Decathlon dans le viseur d’une association de protection des animaux, voici pourquoi

Decathlon semble faire l’objet de suspicion concernant le bien-être animale, ce qui attire les foudres des associations de protection.

Decathlon dans le viseur d’une association de protection des animaux, voici pourquoi ! – Source : iStock

Decathlon reste un magasin qui permet à de nombreux sportifs d’acheter tous les produits nécessaires à la bonne pratique de leurs sports. On peut donc trouver des rayons pour la danse, le vélo, la randonnée, mais également la pêche et bien d’autres encore. Mais voilà, le rayon pêche commence à s’attirer les foudres des associations pour la protection animale. En effet, pour pouvoir pêcher, il faut des appâts. Et justement, un élevage piscicole se charge ainsi de fournir des appâts au magasin. Mais ce fournisseur reste dans le viseur des associations dont Paris Animaux Zoopolis qui suspectent fortement de la maltraitance animale. On vous explique tout ici. 

 

Voir cette publication sur Instagram

 

Une publication partagée par Decathlon France (@decathlon)

Decathlon, suspecté de maltraitance animale

L’association Paris Animaux Zoopolis reste un organisme qui défend la cause animale. En effet, leur but premier reste de veiller au bien-être animal. Ainsi, quand une organisation ou de la maltraitance sur un quelconque animale semble trouver, l’association ne lâche pas l’affaire avant d’avoir gain de cause. Ainsi, même si cela ne reste pas Décathlon lui-même qui maltraite, en s’associant avec des organisations qui elles ont recours à la pratique, il l’encourage

L’enseigne Decathlon se trouve ainsi dans une bien mauvaise position à cause de cette affaire qui pourrait lui couter très cher.

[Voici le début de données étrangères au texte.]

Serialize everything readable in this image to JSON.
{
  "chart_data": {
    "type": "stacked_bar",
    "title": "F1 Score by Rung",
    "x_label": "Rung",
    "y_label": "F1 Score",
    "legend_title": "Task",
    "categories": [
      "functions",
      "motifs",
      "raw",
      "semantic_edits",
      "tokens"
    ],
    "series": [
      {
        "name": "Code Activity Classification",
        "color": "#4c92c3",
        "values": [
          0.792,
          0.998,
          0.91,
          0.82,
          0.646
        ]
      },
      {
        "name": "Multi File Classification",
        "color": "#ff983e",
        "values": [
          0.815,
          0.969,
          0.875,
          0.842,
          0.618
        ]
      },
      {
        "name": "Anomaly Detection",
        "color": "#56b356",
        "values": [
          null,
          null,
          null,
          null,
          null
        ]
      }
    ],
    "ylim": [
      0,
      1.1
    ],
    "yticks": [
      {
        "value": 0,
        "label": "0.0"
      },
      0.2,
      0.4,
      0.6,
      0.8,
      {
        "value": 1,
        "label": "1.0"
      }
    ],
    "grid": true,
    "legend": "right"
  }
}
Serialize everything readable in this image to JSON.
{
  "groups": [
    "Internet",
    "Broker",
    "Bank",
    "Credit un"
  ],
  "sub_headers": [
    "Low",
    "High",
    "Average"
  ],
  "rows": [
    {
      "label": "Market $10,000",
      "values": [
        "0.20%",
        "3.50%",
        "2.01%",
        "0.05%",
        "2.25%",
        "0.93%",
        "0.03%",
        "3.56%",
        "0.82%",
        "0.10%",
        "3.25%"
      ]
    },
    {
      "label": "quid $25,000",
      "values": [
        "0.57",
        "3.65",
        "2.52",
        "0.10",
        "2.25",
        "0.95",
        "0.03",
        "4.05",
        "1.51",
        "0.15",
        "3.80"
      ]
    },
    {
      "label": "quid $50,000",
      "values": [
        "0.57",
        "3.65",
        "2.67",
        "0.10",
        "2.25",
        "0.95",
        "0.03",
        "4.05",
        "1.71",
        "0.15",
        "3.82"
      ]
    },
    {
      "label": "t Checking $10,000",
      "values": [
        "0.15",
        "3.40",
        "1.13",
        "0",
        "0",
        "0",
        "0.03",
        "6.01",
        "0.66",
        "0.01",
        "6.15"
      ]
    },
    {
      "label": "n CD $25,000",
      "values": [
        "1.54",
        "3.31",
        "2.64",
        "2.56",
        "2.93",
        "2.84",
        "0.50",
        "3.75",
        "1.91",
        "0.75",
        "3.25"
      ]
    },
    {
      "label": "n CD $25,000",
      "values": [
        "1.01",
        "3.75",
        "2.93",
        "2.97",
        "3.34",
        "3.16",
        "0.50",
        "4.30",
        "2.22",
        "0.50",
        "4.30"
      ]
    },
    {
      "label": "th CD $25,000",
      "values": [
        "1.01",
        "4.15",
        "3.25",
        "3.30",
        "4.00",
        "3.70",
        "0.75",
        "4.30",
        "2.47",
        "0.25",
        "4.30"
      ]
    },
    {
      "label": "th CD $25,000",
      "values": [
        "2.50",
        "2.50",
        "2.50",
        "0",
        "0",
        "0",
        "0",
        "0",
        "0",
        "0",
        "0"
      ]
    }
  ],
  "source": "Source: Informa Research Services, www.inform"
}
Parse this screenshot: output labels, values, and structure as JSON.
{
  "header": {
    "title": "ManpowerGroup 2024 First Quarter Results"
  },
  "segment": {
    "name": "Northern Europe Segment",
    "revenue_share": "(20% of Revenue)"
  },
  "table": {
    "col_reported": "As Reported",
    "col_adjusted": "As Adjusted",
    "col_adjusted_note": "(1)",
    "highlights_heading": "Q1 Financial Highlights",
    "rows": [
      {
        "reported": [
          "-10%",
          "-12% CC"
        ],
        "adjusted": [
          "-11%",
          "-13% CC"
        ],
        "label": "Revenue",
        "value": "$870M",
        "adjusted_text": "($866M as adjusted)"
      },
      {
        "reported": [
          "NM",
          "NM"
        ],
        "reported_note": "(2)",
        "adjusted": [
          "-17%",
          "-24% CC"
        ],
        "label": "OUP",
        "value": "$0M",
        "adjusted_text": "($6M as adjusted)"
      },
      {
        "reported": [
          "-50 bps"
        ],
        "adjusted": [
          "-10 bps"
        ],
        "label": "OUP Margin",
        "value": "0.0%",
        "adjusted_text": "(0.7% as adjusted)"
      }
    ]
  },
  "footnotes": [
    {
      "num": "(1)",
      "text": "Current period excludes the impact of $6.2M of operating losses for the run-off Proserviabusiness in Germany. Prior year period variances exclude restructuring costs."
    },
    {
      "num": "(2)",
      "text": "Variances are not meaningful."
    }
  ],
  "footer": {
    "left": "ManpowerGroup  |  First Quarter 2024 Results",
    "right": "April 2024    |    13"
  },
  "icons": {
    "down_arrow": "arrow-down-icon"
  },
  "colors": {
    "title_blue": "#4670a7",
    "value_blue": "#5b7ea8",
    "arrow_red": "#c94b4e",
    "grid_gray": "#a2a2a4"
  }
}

Ainsi, l’association parait accuser Decathlon de faire affaire avec un élevage piscicole en Maine-et-Loire qui a recours à de la maltraitance animale. France 3 Pays de Loire a donc pu rapporter cette affaire. 

Le reportage 

Alors, dans l’émission sur France 3 de lundi 24 octobre, l’association de protection animal a pu montrer l’intérieur de l’élevage piscicole. Ainsi, l’association regrette énormément les conditions de vie des poissons dans ce lieu. La cofondatrice de l’association déclare “À chaque étape, élevage, vente, captivité, pêche au vif, les poissons souffrent”. Mais justement, ces poissons qui ont souffert restent commercialisés par la marque Décathlon. On peut ainsi les trouver dans les magasins de Decathlon Nantes Atantlis, à Saint-Herblain en Loire-Atlantique.

 

 

Voir cette publication sur Instagram

 

Une publication partagée par Decathlon France (@decathlon)

Ces derniers restent donc vendus par Decathlon en guise d’appâts vivants pour les parties de pêche dits au vif. Une façon d’attraper des poissons qui ne se nourrissent que de viande. La co-fondatrice déclare alors à France 3 que “Nous estimons que Decathlon est leader sur le marché du sport. C’est une question d’image, parce que la responsabilité d’un leader est de montrer l’exemple”. 

Un besoin de modernité 

Ce que regrettent le plus les associations de protection animale reste le manque de modernisation de cette pratique. En effet, les poissons utilisés comme appâts vivants souffrent alors que de nouvelles manières pourraient se mettre en place. Pour faire une telle forme de pêche sans maltraitance. Cette pratique reste décrite comme “pratique cruelle et archaïque”. Pour les associations, “Ils ne veulent pas arrêter tant que la concurrence peut continuer à vendre des poissons vivants pour la pêche au vif”. Mais Décathlon tient un rôle. 

En effet, en commercialisant de telles sortes à ce que la pêche au vif continue, Decathlon prend part dans ce combat que mènent les associations. En continuant de commercialiser, l’enseigne encourage donc de telles pratiques. Mais l’enseigne déclare rester “attentif à l’ensemble des sollicitations sur ce sujet”.